JERUSALEM — The religious Shas party agreed Sunday to join a coalition led by Israel's prime minister-designate, Ehud Olmert, and his centrist Kadima movement, apparently assuring Olmert a parliamentary majority.
The deal to bring Shas into the new government came after weeks of coalition haggling and was approved late Sunday by a panel of party elders. Shas, an ultra-Orthodox party, is made up heavily of Sephardic Jews, those whose families have roots in the Middle East, North Africa, Spain and Portugal, rather than elsewhere in Europe.
The proposed Kadima-led government is still taking shape, with two other parties already on board and negotiations underway with at least one more.
Kadima's main governing partner is the left-leaning Labor Party, which finished second in the March 28 elections. Kadima captured 29 of 120 seats in the Israeli parliament, the Knesset, a weaker-than-expected showing that forced Olmert to reach out to a wide array of parties to assemble a majority government.
Labor won 19 seats. Also joining was the Pensioners Party, which surprised everyone by winning seven seats.

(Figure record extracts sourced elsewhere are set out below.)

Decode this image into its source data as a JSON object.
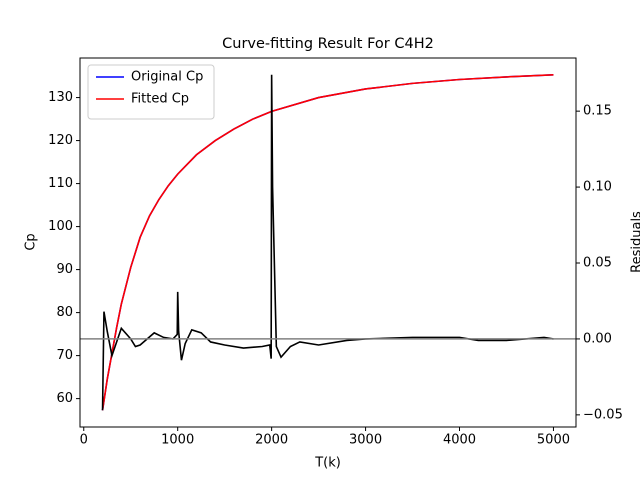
{
  "chart_data": {
    "type": "line",
    "title": "Curve-fitting Result For C4H2",
    "xlabel": "T(k)",
    "ylabel": "Cp",
    "ylabel_color": "#ff0000",
    "y2label": "Residuals",
    "xlim": [
      -40,
      5240
    ],
    "xticks": [
      0,
      1000,
      2000,
      3000,
      4000,
      5000
    ],
    "ylim": [
      53.4,
      139.2
    ],
    "yticks": [
      60,
      70,
      80,
      90,
      100,
      110,
      120,
      130
    ],
    "y2lim": [
      -0.058,
      0.185
    ],
    "y2ticks": [
      {
        "value": -0.05,
        "label": "−0.05"
      },
      {
        "value": 0,
        "label": "0.00"
      },
      {
        "value": 0.05,
        "label": "0.05"
      },
      {
        "value": 0.1,
        "label": "0.10"
      },
      {
        "value": 0.15,
        "label": "0.15"
      }
    ],
    "legend": "upper left",
    "x": [
      200,
      250,
      300,
      350,
      400,
      500,
      600,
      700,
      800,
      900,
      1000,
      1200,
      1400,
      1600,
      1800,
      2000,
      2500,
      3000,
      3500,
      4000,
      4500,
      5000
    ],
    "series": [
      {
        "name": "Original Cp",
        "color": "#0000ff",
        "values": [
          57.3,
          64.5,
          70.5,
          76.5,
          82,
          90.5,
          97.5,
          102.5,
          106.3,
          109.5,
          112.2,
          116.7,
          120,
          122.7,
          125,
          126.8,
          130,
          132,
          133.3,
          134.2,
          134.8,
          135.3
        ]
      },
      {
        "name": "Fitted Cp",
        "color": "#ff0000",
        "values": [
          57.3,
          64.5,
          70.5,
          76.5,
          82,
          90.5,
          97.5,
          102.5,
          106.3,
          109.5,
          112.2,
          116.7,
          120,
          122.7,
          125,
          126.8,
          130,
          132,
          133.3,
          134.2,
          134.8,
          135.3
        ]
      }
    ],
    "residuals": {
      "axis": "y2",
      "color": "#000000",
      "x": [
        200,
        215,
        250,
        300,
        400,
        500,
        550,
        600,
        750,
        850,
        950,
        995,
        1000,
        1010,
        1040,
        1080,
        1150,
        1250,
        1350,
        1500,
        1700,
        1900,
        1980,
        1995,
        2000,
        2010,
        2050,
        2100,
        2200,
        2300,
        2500,
        2800,
        3000,
        3500,
        4000,
        4200,
        4500,
        4700,
        4900,
        5000
      ],
      "values": [
        -0.047,
        0.018,
        0.005,
        -0.011,
        0.007,
        0.0,
        -0.005,
        -0.004,
        0.004,
        0.001,
        0.0,
        0.003,
        0.031,
        0.005,
        -0.014,
        -0.003,
        0.006,
        0.004,
        -0.002,
        -0.004,
        -0.006,
        -0.005,
        -0.004,
        -0.013,
        0.174,
        0.1,
        -0.005,
        -0.012,
        -0.005,
        -0.002,
        -0.004,
        -0.001,
        0.0,
        0.001,
        0.001,
        -0.001,
        -0.001,
        0.0,
        0.001,
        0.0
      ]
    },
    "hline": {
      "axis": "y2",
      "value": 0,
      "color": "#808080"
    }
  }
}
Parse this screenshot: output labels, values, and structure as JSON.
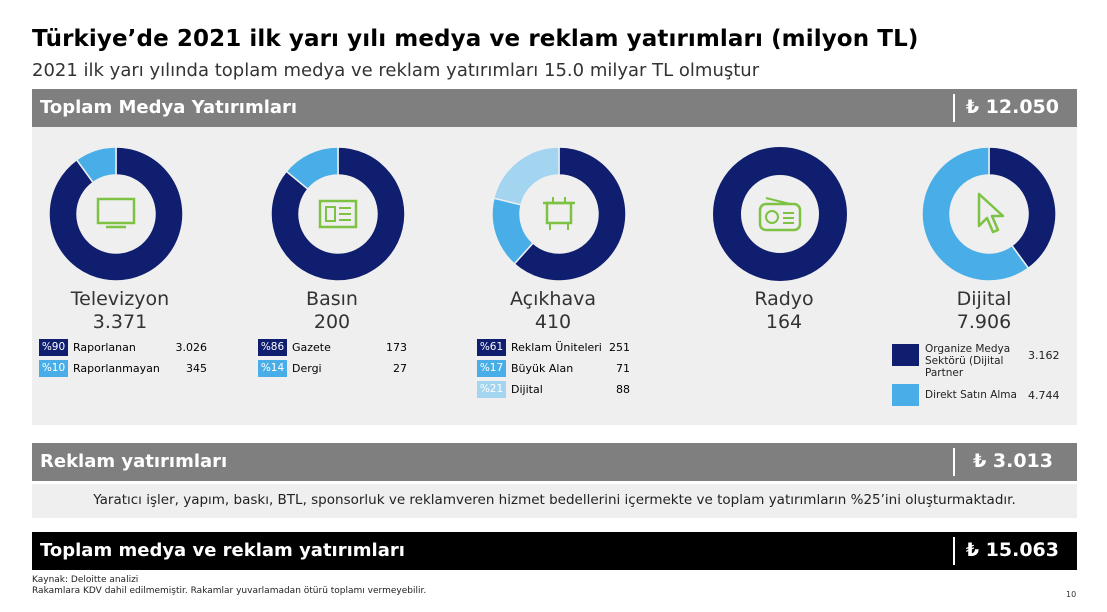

Also Sunday, Labor's leader, Amir Peretz, overcame a challenge within his party over his plan to designate who will fill the seven Cabinet spots allocated to Labor under the agreement with Kadima.
Peretz, who secured the high-profile defense minister's job despite his relative lack of experience in military affairs, narrowly won a party vote that authorized him to name Labor's ministers. Some senior party members who were not on Peretz's list had sought to have a Labor committee choose.
Labor agreed to join last week after endorsing Olmert's plan to set permanent borders -- unilaterally, if Israel deems there is no hope for negotiations with the Palestinians. The plan would involve evacuating a number of Jewish settlements in the West Bank, a move certain to stoke dissent within Israeli society, if last summer's pullout from the Gaza Strip and part of the West Bank is any indication.
Shas, a working-class party with 12 seats whose supporters tend to be hawkish on security matters but liberal on welfare spending, won promises in its talks with Kadima to stave off cuts in benefits while avoiding taking a stand on the withdrawal plan, according to Israeli media reports. Instead, the party would leave a decision on evacuations until later, subject to a ruling by its spiritual leader, Rabbi Ovadia Yosef, the reports said.
Kadima was in talks with a second religious party, United Torah Judaism. Avigdor Lieberman, who leads a rightist party called Yisrael Beiteinu, or Israel Our Home, said Sunday that he remained open to coalition talks with Olmert. There was also speculation that dovish Meretz-Yahad might join if Lieberman's party was ruled out.
Olmert is expected to formally present his proposed government this week.